The GnRH had been thought to be the primary regulator of the hypothalamus‐pituitary‐sex axis, but it has become clear that kisspeptin is positioned upstream of GnRH and controls GnRH secretion from the hypothalamus. The kisspeptin neuron fibers are located close to the GnRH neuronal cell bodies and processes and make synaptic contacts with the GnRH neurons.87, 88 Kisspeptin causes depolarization of the GnRH neurons and increases their firing frequency.89 These results show that kisspeptin directly activates GnRH neurons. Indeed, GnRH is released after stimulation by kisspeptin from the hypothalamic explants of male rats.90

In a study using Chinese hamster ovary cells, kisspeptin receptor (Kiss1R) coupled to Gq protein and stimulated intracellular calcium mobilization through the activation of the PLC pathway. Kisspeptin also strongly phosphorylated ERK and p38 MAPK.91 The authors previously reported that kisspeptin activates ERK‐ and cAMP/PKA‐mediated pathways in GT1‐7 cells.92

Several studies have reported that Kiss1R is expressed in GT1‐7 cells and that kisspeptin is able to stimulate GnRH synthesis and secretion from the GT1‐7 cells.93, 94 However, in the authors' experiments, the effect of kisspeptin stimulation on GnRH expression in the GT1‐7 cells was unable to be confirmed, although the cells did express Kiss1R. However, it was observed that kisspeptin increased the expression of the GnRH receptors in Kiss1R‐overexpressing GT1‐7 cells.92

It is unclear how PACAP directly affects GnRH‐producing neurons.
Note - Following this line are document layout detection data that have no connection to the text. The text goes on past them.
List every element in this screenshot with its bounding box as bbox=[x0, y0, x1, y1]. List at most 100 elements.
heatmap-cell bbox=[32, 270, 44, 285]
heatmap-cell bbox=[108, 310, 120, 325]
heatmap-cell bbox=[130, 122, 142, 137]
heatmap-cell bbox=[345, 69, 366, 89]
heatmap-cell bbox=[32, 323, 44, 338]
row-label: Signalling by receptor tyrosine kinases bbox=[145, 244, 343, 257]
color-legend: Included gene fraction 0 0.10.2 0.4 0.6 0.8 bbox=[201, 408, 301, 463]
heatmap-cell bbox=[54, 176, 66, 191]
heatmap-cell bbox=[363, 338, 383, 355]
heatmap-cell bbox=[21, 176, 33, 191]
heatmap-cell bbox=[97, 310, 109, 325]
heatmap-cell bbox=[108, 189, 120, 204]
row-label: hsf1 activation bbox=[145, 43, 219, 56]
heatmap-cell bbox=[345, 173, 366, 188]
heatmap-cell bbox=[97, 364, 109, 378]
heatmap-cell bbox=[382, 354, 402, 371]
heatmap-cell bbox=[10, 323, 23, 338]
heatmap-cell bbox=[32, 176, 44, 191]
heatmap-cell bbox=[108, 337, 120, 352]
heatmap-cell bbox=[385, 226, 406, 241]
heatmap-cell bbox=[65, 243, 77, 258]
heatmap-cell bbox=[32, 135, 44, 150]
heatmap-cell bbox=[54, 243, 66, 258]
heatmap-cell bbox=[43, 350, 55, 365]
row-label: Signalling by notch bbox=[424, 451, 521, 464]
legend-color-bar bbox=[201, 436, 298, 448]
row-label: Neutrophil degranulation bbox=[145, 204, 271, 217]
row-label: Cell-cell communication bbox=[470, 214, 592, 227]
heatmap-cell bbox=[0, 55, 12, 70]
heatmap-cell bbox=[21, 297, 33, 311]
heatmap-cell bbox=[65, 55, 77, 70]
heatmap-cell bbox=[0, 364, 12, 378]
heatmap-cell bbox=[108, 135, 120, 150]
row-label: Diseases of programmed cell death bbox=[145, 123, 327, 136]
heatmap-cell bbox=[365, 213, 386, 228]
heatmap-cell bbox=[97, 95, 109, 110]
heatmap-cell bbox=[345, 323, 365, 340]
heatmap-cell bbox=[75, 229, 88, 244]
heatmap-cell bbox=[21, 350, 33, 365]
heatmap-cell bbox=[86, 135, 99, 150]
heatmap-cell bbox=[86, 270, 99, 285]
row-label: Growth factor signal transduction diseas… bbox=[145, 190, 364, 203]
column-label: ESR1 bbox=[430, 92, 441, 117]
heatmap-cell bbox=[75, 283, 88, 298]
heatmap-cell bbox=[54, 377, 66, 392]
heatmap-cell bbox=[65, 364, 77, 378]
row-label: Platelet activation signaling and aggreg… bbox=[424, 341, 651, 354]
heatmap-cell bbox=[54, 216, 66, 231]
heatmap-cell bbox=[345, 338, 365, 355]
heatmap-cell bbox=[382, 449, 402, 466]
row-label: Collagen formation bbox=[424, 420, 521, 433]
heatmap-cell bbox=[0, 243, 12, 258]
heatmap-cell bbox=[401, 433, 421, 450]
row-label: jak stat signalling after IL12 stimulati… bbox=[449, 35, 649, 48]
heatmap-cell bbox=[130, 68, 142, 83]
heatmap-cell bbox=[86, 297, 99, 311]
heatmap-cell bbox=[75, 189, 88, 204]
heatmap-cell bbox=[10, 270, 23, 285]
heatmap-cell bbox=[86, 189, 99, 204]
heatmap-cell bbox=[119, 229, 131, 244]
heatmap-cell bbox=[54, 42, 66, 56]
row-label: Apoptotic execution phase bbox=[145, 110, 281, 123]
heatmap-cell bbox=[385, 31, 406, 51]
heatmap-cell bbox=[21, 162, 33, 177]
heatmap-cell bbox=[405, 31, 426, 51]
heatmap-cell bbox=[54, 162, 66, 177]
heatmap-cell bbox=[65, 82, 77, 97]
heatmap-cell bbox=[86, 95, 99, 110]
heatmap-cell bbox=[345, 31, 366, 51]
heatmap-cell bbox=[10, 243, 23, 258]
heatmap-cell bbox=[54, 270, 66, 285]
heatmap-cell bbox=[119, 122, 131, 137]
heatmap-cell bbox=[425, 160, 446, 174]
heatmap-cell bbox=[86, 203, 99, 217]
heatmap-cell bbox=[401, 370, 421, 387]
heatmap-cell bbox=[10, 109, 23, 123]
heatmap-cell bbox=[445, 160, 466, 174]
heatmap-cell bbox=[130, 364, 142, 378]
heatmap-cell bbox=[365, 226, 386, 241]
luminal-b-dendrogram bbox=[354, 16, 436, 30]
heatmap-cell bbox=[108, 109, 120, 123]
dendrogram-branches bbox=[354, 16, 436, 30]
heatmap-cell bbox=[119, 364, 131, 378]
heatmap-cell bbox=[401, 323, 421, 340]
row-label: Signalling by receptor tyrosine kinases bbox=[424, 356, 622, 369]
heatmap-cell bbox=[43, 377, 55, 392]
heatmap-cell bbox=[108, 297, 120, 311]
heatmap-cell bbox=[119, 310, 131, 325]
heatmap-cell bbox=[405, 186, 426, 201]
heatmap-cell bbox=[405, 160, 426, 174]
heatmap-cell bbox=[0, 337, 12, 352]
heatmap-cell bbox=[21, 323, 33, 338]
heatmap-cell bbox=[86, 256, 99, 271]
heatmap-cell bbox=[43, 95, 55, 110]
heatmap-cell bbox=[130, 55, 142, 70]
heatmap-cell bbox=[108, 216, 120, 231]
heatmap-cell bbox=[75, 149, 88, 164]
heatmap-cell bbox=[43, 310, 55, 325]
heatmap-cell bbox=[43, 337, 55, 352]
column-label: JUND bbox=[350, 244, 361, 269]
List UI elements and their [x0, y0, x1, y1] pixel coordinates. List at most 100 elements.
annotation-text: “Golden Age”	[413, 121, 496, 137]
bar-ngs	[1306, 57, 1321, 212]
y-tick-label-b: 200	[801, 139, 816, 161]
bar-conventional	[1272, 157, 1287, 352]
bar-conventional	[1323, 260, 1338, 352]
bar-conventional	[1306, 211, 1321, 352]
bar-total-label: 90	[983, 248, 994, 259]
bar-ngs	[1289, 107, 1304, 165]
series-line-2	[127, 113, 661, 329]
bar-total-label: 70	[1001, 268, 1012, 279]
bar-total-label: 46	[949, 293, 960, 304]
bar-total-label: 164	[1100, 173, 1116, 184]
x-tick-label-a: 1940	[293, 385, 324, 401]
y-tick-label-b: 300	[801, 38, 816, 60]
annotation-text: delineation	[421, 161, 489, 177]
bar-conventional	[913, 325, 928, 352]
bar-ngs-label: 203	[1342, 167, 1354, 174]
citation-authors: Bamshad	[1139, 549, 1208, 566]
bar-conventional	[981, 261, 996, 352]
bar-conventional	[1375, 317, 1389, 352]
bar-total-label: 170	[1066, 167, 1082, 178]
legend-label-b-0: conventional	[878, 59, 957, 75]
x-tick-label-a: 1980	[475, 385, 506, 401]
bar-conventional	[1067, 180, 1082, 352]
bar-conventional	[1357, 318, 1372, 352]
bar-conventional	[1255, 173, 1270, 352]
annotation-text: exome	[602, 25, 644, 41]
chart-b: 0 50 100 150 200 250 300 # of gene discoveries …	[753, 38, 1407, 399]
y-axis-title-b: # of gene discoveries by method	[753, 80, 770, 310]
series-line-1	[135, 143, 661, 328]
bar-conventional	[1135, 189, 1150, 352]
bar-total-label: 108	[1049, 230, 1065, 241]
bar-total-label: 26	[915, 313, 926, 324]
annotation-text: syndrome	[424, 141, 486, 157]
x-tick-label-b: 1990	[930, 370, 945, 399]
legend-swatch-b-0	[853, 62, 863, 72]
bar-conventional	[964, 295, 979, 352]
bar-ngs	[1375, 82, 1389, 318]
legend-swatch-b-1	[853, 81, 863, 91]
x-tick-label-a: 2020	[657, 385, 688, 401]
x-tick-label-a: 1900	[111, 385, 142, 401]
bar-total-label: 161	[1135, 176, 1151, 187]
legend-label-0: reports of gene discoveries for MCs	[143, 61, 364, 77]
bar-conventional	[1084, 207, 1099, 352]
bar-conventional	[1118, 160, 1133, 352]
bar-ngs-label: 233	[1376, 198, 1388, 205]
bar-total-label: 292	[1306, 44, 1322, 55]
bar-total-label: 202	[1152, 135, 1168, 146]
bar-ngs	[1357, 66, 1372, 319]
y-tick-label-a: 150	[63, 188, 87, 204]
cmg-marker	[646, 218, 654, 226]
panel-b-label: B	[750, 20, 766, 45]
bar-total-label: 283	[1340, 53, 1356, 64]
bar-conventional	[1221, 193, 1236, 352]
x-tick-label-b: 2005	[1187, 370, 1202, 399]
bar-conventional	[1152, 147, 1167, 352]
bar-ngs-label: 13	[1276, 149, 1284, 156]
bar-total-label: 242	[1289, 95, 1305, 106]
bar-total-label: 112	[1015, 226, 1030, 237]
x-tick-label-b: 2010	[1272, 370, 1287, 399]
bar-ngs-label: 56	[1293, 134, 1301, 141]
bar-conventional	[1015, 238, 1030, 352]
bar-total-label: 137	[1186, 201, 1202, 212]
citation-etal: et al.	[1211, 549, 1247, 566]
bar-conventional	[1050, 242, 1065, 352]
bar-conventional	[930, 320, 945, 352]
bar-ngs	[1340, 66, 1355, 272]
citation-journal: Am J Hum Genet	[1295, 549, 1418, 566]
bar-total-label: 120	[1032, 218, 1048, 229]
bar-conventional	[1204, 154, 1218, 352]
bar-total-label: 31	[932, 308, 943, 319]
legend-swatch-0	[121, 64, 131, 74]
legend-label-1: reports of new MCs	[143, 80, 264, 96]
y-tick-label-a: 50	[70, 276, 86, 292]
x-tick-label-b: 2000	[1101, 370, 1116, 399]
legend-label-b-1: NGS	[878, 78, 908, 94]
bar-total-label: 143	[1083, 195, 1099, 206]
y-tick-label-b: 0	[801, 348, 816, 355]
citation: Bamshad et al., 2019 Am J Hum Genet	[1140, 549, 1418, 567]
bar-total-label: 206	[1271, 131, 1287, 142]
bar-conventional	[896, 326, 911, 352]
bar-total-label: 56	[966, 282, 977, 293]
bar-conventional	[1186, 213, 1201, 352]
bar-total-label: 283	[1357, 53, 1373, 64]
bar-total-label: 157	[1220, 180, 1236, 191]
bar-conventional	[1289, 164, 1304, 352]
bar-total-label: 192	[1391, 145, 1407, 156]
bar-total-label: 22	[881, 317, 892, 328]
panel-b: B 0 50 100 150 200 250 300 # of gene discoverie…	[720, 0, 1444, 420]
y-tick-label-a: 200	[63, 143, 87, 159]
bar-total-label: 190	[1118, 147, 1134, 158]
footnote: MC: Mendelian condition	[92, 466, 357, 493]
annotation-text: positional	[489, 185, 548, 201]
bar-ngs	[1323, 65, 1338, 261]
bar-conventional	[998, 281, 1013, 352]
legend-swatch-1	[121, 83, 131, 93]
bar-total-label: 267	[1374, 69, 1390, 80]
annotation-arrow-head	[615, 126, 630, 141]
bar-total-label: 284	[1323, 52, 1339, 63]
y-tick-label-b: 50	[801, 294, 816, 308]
In GT1‐7 cells, PACAP also increased the expression of the GnRH receptor, similar to kisspeptin. The increase in the GnRH receptor expression by kisspeptin stimulation was potentiated by PACAP.95 Pulsatile GnRH secretion is dependent on an autocrine interaction between GnRH and its receptors that are expressed in GnRH‐producing neurons.96 These results suggest that PACAP could regulate GnRH expression by modulating GnRH receptor expression.

CONCLUSION

The PACAP is a widely expressed pleiotropic peptide. It is involved in reproductive function and affects the hypothalamus‐pituitary system. This review summarized the roles of PACAP in the hypothalamus‐pituitary system and reproductive function, focusing on experiments using cell models (Figure 1). Regarding gonadotropin production, GnRH is the major regulator, but PACAP also increases the expression of the gonadotropin subunit gene and further stimulates GnRH receptor expression in gonadotrophs. The PACAP is also a prolactin synthesis‐stimulating factor and the presence of PAC1R itself promotes TRH‐induced prolactin production in lactotrophs. In the GnRH‐producing neurons, PACAP is involved in GnRH receptor expression. It is suggested that PACAP not only acts directly in each hormone‐producing cell, but also influences the production of each hormone by regulating the expression of its own receptors or those of other hormones.

Figure 1

Schematic summary of the role of pituitary adenylate cyclase‐activating polypeptide (PACAP) in reproductive function regulation in the hypothalamus‐pituitary system. The PACAP is not only released from the hypothalamus but also expresses in gonadotrophs and folliculostellate cells in the anterior pituitary gland, in which PACAP type1 receptors (PAC1R) exist in the gonadotrophs and PACAP increases the expression of the gonadotropin α‐, luteinizing hormone (LH)β‐, and follicle‐stimulating hormone (FSH) β‐subunits. The PACAP increases the expression of the gonadotropin‐releasing hormone (GnRH) receptor (GnRHR) and its own PAC1R in the gonadotrophs. The PAC1R receptor is also present in the lactotrophs and PACAP increases the expression of prolactin and PAC1R. In addition, PACAP enhances thyrotropin‐releasing hormone receptor (TRHR)‐induced prolactin production. In the hypothalamus, both PACAP and kisspeptin increase GnRHR expression. The GnRHR expression by kisspeptin stimulation is potentiated in the presence of PACAP

DISCLOSURES

Conflict of interest: The authors declare no conflict of interest. Human Rights Statement and Animal studies: This study has been approved by a suitably constituted Ethics Committee. This article does not contain any studies with human and animal participants that have been performed by the any of the authors.